Con l’approvazione del Decreto, invece, risulta ormai chiaro come questa trasformazione sia totale.
Anzi, il nuovo redditometro diventa ancor più “statistico” (e sganciato dalle risultanze “oggettive” riconducibili al contribuente cui si applica) degli studi di settore stessi, perché può portare anche a quantificazioni del reddito presunto completamente basate solo sulle valorizzazioni statistiche derivanti, per le diverse voci del paniere di spese, dai dati di spesa media di cui all’indagine sui consumi delle famiglie compresa nel Programma statistico nazionale (o anche sulla base di altri non meglio precisati – e, per questo, allo stato francamente inquietanti – “analisi e studi socioeconomici, anche di settore”.
Questo vuol dire, in altre parole, che il redditometro, così configurato, diviene applicabile anche a prescindere dalle risultanze dell’Anagrafe tributaria e comunque, ove le risultanze dell’Anagrafe tributaria generino un reddito presunto “analitico” inferiore a quello “puramente statistico”, quello che può essere utilizzato “contro” il contribuente rimane quest’ultimo.
Da questa impostazione derivano dei pro (per il Fisco) e dei contro (per i contribuenti).
I pro sono che il redditometro diviene utilizzabile a tappeto nei confronti di tutti, ivi compresi coloro i quali, per le più svariate ragioni, lecite e meno lecite, sfuggono completamente all’Anagrafe tributaria.
I contro sono che potrebbero essere veramente molto numerosi i casi in cui il reddito presunto determinato integralmente o quasi su base statistica “ci azzecchi” poco o niente con quello di cui il contribuente è effettivamente titolare, mettendolo non poco in difficoltà sul fronte della prova contraria.
Perché, se è vero che rimane la prova di aver conseguito redditi non imponibili o aver ricevuto donazioni o simili, in casi di questo tipo diventa dannatamente arduo provare di aver sostenuto meno spese di quelle “statistiche”.
Ciò detto, siamo sicuri che anche il nuovo “redditometro-studio di settore per famiglie”, così come il vecchio, abbia natura di presunzione legale relativa, tale da consentire all’Agenzia delle Entrate di emettere avvisi di accertamento basati esclusivamente sulle sue risultanze (salvo fruttuoso contradditorio preventivo) e tale quindi da invertire sul contribuente l’onere della prova?

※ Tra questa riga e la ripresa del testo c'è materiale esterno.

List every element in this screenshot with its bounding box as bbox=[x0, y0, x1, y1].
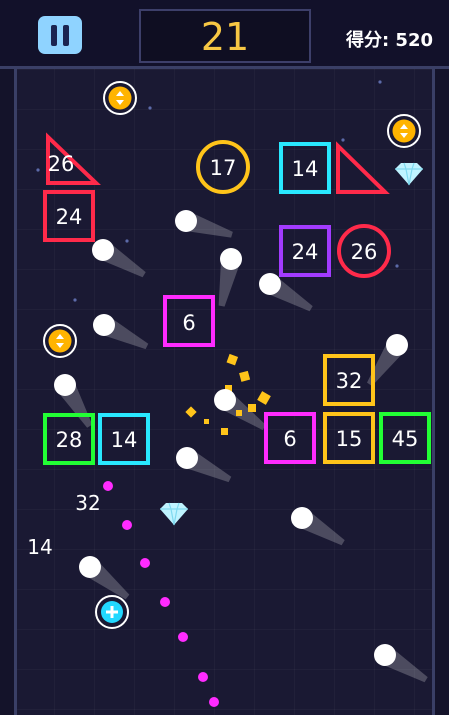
floating-number: 32 bbox=[75, 491, 100, 515]
block-value: 45 bbox=[392, 427, 419, 451]
block-value: 28 bbox=[56, 428, 83, 452]
block-square: 14 bbox=[98, 413, 150, 465]
ball bbox=[93, 314, 115, 336]
block-value: 6 bbox=[182, 311, 195, 335]
floating-number: 14 bbox=[27, 535, 52, 559]
block-square: 15 bbox=[323, 412, 375, 464]
ball bbox=[214, 389, 236, 411]
block-square: 14 bbox=[279, 142, 331, 194]
block-square: 6 bbox=[163, 295, 215, 347]
block-value: 32 bbox=[336, 369, 363, 393]
aim-dot bbox=[178, 632, 188, 642]
block-value: 14 bbox=[292, 157, 319, 181]
block-value: 24 bbox=[292, 240, 319, 264]
block-circle: 26 bbox=[337, 224, 391, 278]
aim-dot bbox=[122, 520, 132, 530]
aim-dot bbox=[160, 597, 170, 607]
ball bbox=[175, 210, 197, 232]
block-value: 24 bbox=[56, 205, 83, 229]
block-square: 32 bbox=[323, 354, 375, 406]
ball bbox=[374, 644, 396, 666]
ball bbox=[54, 374, 76, 396]
game-scene: 26 24 17 14 24 26 6 32 28 14 6 15 45 32 … bbox=[27, 80, 431, 707]
coin-arrows-icon bbox=[103, 81, 137, 115]
ball bbox=[92, 239, 114, 261]
diamond-icon bbox=[160, 502, 188, 526]
block-value: 26 bbox=[351, 240, 378, 264]
aim-dot bbox=[209, 697, 219, 707]
block-value: 26 bbox=[48, 152, 75, 176]
aim-dot bbox=[198, 672, 208, 682]
ball bbox=[220, 248, 242, 270]
aim-dot bbox=[140, 558, 150, 568]
block-value: 6 bbox=[283, 427, 296, 451]
diamond-icon bbox=[395, 162, 423, 186]
aim-dot bbox=[103, 481, 113, 491]
block-value: 17 bbox=[210, 156, 237, 180]
block-triangle: 26 bbox=[46, 132, 101, 185]
block-square: 24 bbox=[43, 190, 95, 242]
coin-arrows-icon bbox=[387, 114, 421, 148]
plus-ball-icon bbox=[95, 595, 129, 629]
ball bbox=[79, 556, 101, 578]
coin-arrows-icon bbox=[43, 324, 77, 358]
block-triangle bbox=[336, 141, 390, 194]
block-value: 15 bbox=[336, 427, 363, 451]
ball bbox=[259, 273, 281, 295]
block-value: 14 bbox=[111, 428, 138, 452]
ball bbox=[386, 334, 408, 356]
ball bbox=[176, 447, 198, 469]
block-square: 24 bbox=[279, 225, 331, 277]
block-square: 6 bbox=[264, 412, 316, 464]
block-circle: 17 bbox=[196, 140, 250, 194]
block-square: 45 bbox=[379, 412, 431, 464]
ball bbox=[291, 507, 313, 529]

Secondo noi, per varie ragioni di diritto, è tutt’altro che pacifico (si veda “In Gazzetta il decreto sul redditometro” di oggi).
E, se invece dovesse prevalere la tesi interpretativa volta ad affermare la natura dipresunzione legale relativa di questo strumento, viene da sé che si renderebbe necessaria quanto prima una modifica normativa.
Perché è vero che l’Agenzia delle Entrate ha già rassicurato più volte in ordine alla “prudenza” con cui intende avvalersi di questo strumento, ma, in uno Stato di diritto, in cui il contribuente è cittadino e non suddito, quello che contano realmente sono le norme, non le rassicurazioni del sovrano.